Ariakas hizo una mueca al contemplar cómo el valioso líquido resbalaba por la barbilla del monstruo, pero siguió sin atreverse a hablar. Para entonces el otro ogro que guardaba la puerta se había acercado ya a ellos, y Ariakas le hizo un gesto para que tomara también un trago. La primera criatura frunció el entrecejo y sacudió la cabeza.

—No… no pude probarlo bien la otra vez. —De nuevo volvió a alzar el frasco y bebió con avidez.

—¡Vamos… guarda un poco! —refunfuñó el otro, alargando una enorme zarpa.

Como era de esperar, el primer ogro apartó la botella, dirigiendo una sonrisa burlona a su camarada, con la suprema superioridad del que tiene una mano vencedora en una partida de cartas y no le importa quién lo sepa.

—¡Dame! —insistió el segundo, desatada su cólera ante la actitud de su compañero.

El que bebía apartó la mano extendida del otro de un manotazo, alejándose despacio unos pasos para mantener el frasco fuera de su alcance.
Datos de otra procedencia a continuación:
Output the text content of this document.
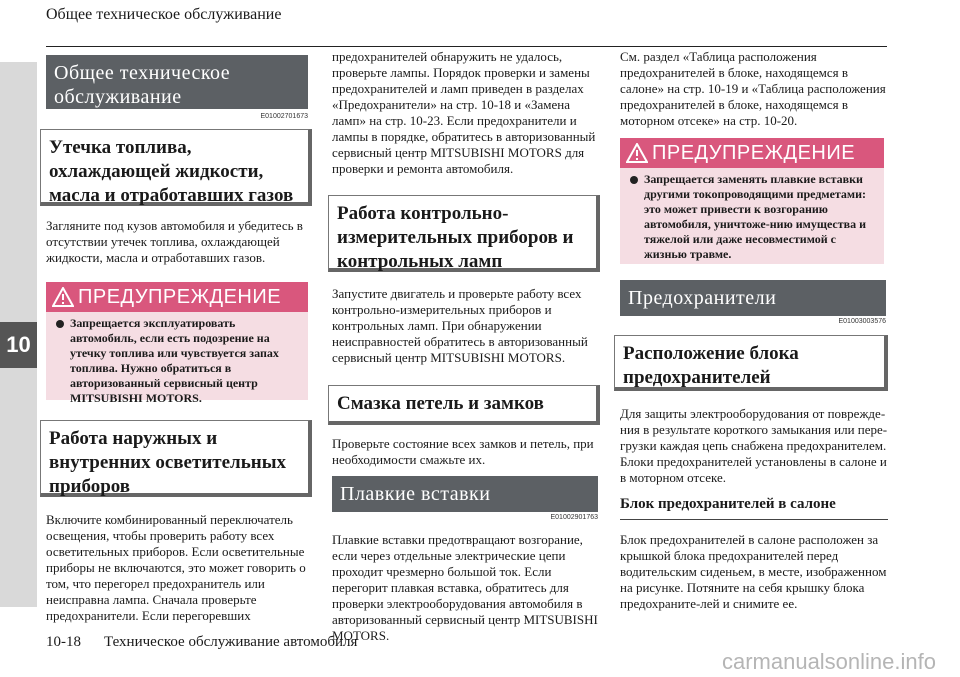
Общее техническое обслуживание
10
Общее техническое обслуживание
E01002701673
Утечка топлива, охлаждающей жидкости, масла и отработавших газов
Загляните под кузов автомобиля и убедитесь в отсутствии утечек топлива, охлаждающей жидкости, масла и отработавших газов.
ПРЕДУПРЕЖДЕНИЕ
Запрещается эксплуатировать автомобиль, если есть подозрение на утечку топлива или чувствуется запах топлива. Нужно обратиться в авторизованный сервисный центр MITSUBISHI MOTORS.
Работа наружных и внутренних осветительных приборов
Включите комбинированный переключатель освещения, чтобы проверить работу всех осветительных приборов. Если осветительные приборы не включаются, это может говорить о том, что перегорел предохранитель или неисправна лампа. Сначала проверьте предохранители. Если перегоревших
предохранителей обнаружить не удалось, проверьте лампы. Порядок проверки и замены предохранителей и ламп приведен в разделах «Предохранители» на стр. 10-18 и «Замена ламп» на стр. 10-23. Если предохранители и лампы в порядке, обратитесь в авторизованный сервисный центр MITSUBISHI MOTORS для проверки и ремонта автомобиля.
Работа контрольно-измерительных приборов и контрольных ламп
Запустите двигатель и проверьте работу всех контрольно-измерительных приборов и контрольных ламп. При обнаружении неисправностей обратитесь в авторизованный сервисный центр MITSUBISHI MOTORS.
Смазка петель и замков
Проверьте состояние всех замков и петель, при необходимости смажьте их.
Плавкие вставки
E01002901763
Плавкие вставки предотвращают возгорание, если через отдельные электрические цепи проходит чрезмерно большой ток. Если перегорит плавкая вставка, обратитесь для проверки электрооборудования автомобиля в авторизованный сервисный центр MITSUBISHI MOTORS.
См. раздел «Таблица расположения предохранителей в блоке, находящемся в салоне» на стр. 10-19 и «Таблица расположения предохранителей в блоке, находящемся в моторном отсеке» на стр. 10-20.
ПРЕДУПРЕЖДЕНИЕ
Запрещается заменять плавкие вставки другими токопроводящими предметами: это может привести к возгоранию автомобиля, уничтоже-нию имущества и тяжелой или даже несовместимой с жизнью травме.
Предохранители
E01003003576
Расположение блока предохранителей
Для защиты электрооборудования от поврежде-ния в результате короткого замыкания или пере-грузки каждая цепь снабжена предохранителем. Блоки предохранителей установлены в салоне и в моторном отсеке.
Блок предохранителей в салоне
Блок предохранителей в салоне расположен за крышкой блока предохранителей перед водительским сиденьем, в месте, изображенном на рисунке. Потяните на себя крышку блока предохраните-лей и снимите ее.
10-18 Техническое обслуживание автомобиля
carmanualsonline.info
El ogro sediento profirió un bufido y salió en su persecución.

Ariakas aprovechó la ocasión para escabullirse por el pasillo de entrada. El corredor de alto techo estaba formado por paredes de roca, con un suelo desnudo de piedra triturada. A ambos lados se abrían muchas puertas y pasillos, la mayoría oscuros y silenciosos, aunque de vez en cuando la luz trémula de antorchas o velas se filtraba bajo algún portal. Llegó hasta un pasadizo lateral por el que había visto desaparecer algunos ogros girando a la izquierda y, una vez allí, él torció a la derecha. El pasillo siguió adelante un trecho y luego se bifurcó. El revelador tufo a amoníaco que surgía del lado izquierdo le indicó que conducía a una letrina, de modo que continuó por el de la derecha.
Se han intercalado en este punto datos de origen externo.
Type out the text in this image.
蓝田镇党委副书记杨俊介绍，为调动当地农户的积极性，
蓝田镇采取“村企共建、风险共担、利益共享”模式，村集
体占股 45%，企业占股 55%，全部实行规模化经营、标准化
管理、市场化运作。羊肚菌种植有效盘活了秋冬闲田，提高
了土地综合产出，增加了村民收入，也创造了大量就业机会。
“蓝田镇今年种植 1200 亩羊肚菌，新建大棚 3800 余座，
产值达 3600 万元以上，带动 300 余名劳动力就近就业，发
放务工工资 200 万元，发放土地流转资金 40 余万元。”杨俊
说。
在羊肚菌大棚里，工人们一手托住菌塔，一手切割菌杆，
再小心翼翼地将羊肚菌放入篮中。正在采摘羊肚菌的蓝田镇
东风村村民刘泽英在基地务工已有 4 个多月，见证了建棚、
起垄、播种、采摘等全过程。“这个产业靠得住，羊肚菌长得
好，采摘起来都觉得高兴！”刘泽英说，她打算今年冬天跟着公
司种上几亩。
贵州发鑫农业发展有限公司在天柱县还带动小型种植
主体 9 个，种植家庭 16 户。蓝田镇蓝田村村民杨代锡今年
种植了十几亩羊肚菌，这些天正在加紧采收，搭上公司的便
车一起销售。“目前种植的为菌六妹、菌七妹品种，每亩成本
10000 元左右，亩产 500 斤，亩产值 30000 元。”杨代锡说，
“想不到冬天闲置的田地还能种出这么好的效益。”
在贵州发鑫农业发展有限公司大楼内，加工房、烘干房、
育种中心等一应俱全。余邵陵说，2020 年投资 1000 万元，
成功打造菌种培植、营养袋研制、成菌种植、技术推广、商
Por fin se encontraba lo bastante lejos de la puerta para que no pudieran verlo ni oírlo y, aunque echaba desesperadamente en falta la posibilidad de percibir con claridad, siguió sin atreverse a quitarse el incómodo yelmo. Aparte de no tener ni idea de cuántos humanos estaban acuartelados en esa fortaleza, era consciente de que la cicatriz de su rostro lo convertía en una persona difícil de olvidar y temía que, incluso entre los obtusos ogros, su apariencia llamara la atención.
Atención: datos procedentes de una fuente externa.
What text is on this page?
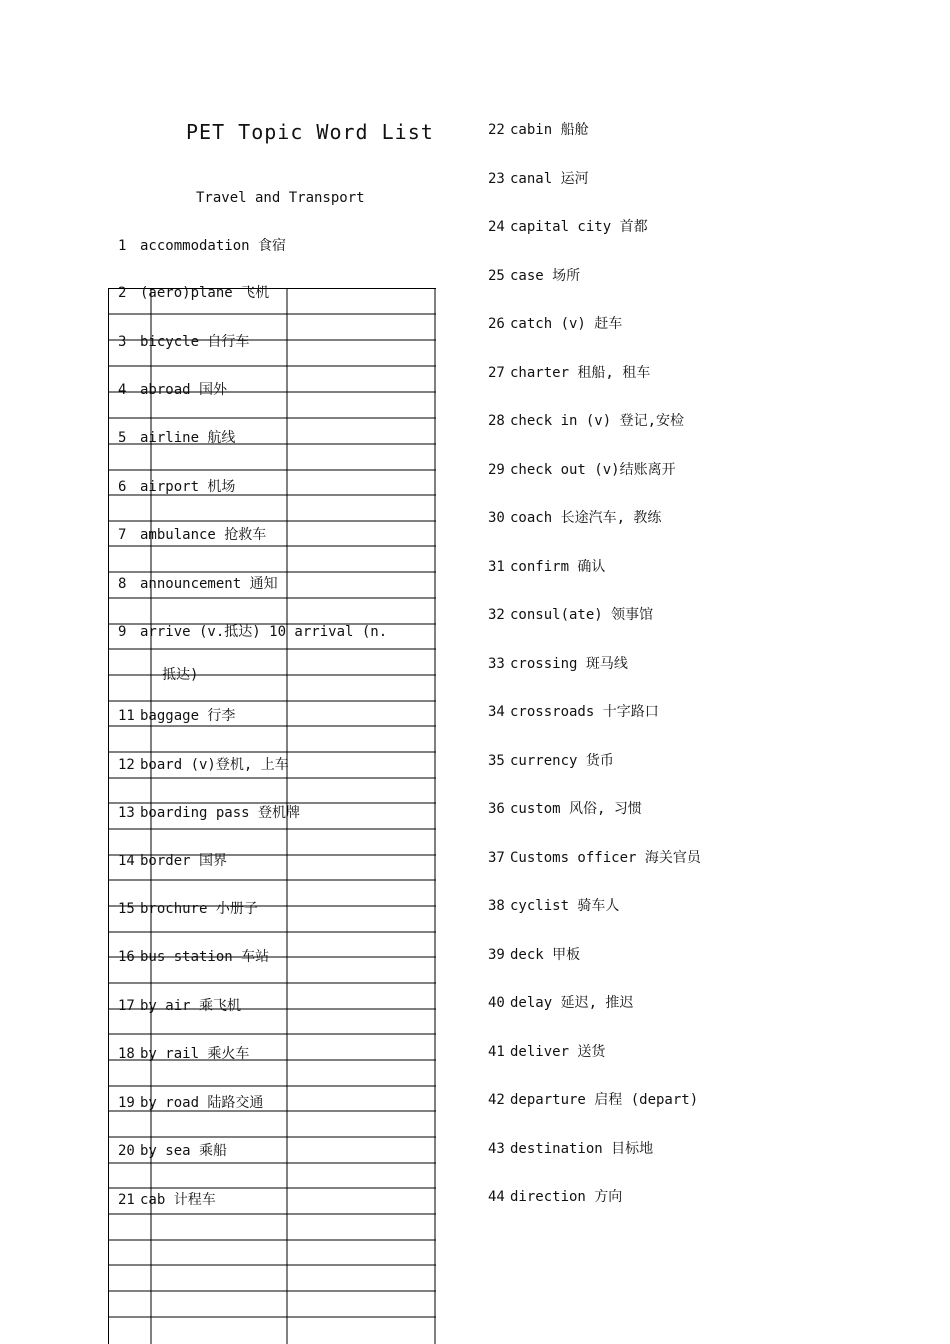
PET Topic Word List
Travel and Transport
1 accommodation 食宿
2 (aero)plane 飞机
3 bicycle 自行车
4 abroad 国外
5 airline 航线
6 airport 机场
7 ambulance 抢救车
8 announcement 通知
9 arrive (v.抵达) 10 arrival (n.
抵达)
11 baggage 行李
12 board (v)登机, 上车
13 boarding pass 登机牌
14 border 国界
15 brochure 小册子
16 bus station 车站
17 by air 乘飞机
18 by rail 乘火车
19 by road 陆路交通
20 by sea 乘船
21 cab 计程车
22 cabin 船舱
23 canal 运河
24 capital city 首都
25 case 场所
26 catch (v) 赶车
27 charter 租船, 租车
28 check in (v) 登记,安检
29 check out (v)结账离开
30 coach 长途汽车, 教练
31 confirm 确认
32 consul(ate) 领事馆
33 crossing 斑马线
34 crossroads 十字路口
35 currency 货币
36 custom 风俗, 习惯
37 Customs officer 海关官员
38 cyclist 骑车人
39 deck 甲板
40 delay 延迟, 推迟
41 deliver 送货
42 departure 启程 (depart)
43 destination 目标地
44 direction 方向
El corredor por el que avanzaba dobló una esquina y fue a dar a una amplia y recta escalera. El corazón se le inflamó, esperanzado; los kenders habían dicho que la dama estaba prisionera en lo alto de la torre. De improviso, escuchó el fuerte ruido de unas pisadas que avanzaban por el pasillo y, sin pensárselo, corrió a la escalera, subiendo los peldaños de cuatro en cuatro. Con el corazón latiendo con violencia, se esfumó entre las sombras de la parte alta justo antes de que un grupo de ogros apareciera en el corredor que acababa de abandonar.